Viral marketing has the potential to propel your company brand and product offerings into the stratosphere.
But unfortunately, viral marketing also hovers in a twilight region between intentional strategy and sheer luck. Although there are many things you can do to create the conditions for your messaging to go viral, the success of a viral marketing campaign rests with the masses.
Yet despite the fact that there is no guarantee of success, viral marketing strategizing is worth the effort. Creating the conditions for a viral payoff involves a lot of trial and error. One of the ways to learn how to identify viral marketing techniques is to examine some of the most successful viral marketing initiatives of the past few decades, including these viral marketing examples that have become legendary in PR and marketing circles.
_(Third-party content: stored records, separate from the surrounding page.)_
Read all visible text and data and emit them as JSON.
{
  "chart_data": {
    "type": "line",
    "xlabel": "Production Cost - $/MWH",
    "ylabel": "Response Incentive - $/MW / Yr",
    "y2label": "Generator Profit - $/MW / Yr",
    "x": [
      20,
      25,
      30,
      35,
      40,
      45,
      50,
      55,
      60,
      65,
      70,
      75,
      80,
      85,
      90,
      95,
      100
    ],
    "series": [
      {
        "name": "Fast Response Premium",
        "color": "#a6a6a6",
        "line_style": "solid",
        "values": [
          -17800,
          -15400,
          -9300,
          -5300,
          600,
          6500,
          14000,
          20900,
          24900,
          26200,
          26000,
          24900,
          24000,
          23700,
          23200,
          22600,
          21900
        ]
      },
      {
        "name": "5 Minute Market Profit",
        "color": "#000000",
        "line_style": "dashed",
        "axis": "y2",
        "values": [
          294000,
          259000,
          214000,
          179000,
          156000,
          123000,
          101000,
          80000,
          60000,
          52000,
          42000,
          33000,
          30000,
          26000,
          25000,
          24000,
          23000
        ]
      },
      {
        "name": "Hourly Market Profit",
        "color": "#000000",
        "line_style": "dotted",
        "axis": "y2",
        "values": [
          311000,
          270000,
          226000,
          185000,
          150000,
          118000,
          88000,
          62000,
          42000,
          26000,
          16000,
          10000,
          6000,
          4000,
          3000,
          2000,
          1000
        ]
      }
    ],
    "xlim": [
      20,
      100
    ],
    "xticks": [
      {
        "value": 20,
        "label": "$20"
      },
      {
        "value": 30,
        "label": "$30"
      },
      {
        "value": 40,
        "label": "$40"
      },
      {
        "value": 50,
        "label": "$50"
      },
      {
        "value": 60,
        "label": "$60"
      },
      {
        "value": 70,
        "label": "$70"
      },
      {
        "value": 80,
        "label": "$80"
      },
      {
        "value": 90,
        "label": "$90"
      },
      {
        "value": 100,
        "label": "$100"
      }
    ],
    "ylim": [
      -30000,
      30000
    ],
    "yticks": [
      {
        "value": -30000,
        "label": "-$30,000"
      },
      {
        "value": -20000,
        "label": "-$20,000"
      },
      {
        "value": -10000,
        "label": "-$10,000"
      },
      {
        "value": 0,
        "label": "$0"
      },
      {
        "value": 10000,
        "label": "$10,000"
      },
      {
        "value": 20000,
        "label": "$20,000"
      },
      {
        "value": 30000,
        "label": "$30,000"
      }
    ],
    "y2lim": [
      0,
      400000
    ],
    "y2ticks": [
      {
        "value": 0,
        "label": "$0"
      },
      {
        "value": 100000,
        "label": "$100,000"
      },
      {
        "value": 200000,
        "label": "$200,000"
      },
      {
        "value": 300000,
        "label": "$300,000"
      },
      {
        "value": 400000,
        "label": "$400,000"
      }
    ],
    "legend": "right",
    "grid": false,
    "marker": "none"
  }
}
- Jack Links Beef Jerky. Jack Links Beef Jerky successfully created an online platform for viral messaging with their "Messin' with Sasquatch" campaign. The company posted a collection of videos on YouTube that featured ordinary people using beef jerky to play tricks on a Sasquatch creature, and then directed viewers to a company website that was full of interactive content including an application that let them create their own digital Sasquatch film. Combined with a "Messin' with Sasquatch" TV ad campaign, the idea went viral and put Jack Links on the board as a premiere jerky supplier.
- Hotmail. Hotmail is a classic case of how you can take a simple concept viral. When it was first introduced in the mid 1990s, Hotmail was unique because it was free email that could be accessed anywhere. The bottom of every Hotmail email contained the words, "Get your free email at Hotmail" and a hyperlink that connected recipients to the Hotmail signup page. The strategy worked and within two years the company had more than 12 million users.
- Starbucks. Starbucks viral marketing strategy didn't utilize technology as much as it did an experience. Traditionally, Starbucks hasn't relied on billboards or other forms of advertising. Instead, they created a Starbucks experience that featured the creation of a community and an upscale coffeehouse vibe. Combined with the quality of their product, the Starbucks experience became a viral idea that brought the masses streaming into their stores.
- Barack Obama. The undisputed king of viral marketing has to be Barack Obama – or at least the people who were responsible for creating his marketing strategies. During the 2008 election cycle, Obama's people used social media and other online technologies to generate impassioned buzz among young voters. By the end of his campaign, he had 13 million people on his email list, 3 million online donors, 5 million friends on 15 different social networking sites, 8 ½ million monthly visitors to his website and more than 2,000 official YouTube videos. He also had a campaign victory that was at least partially attributable to viral messaging and an online infrastructure that was intentionally created for viral marketing purposes.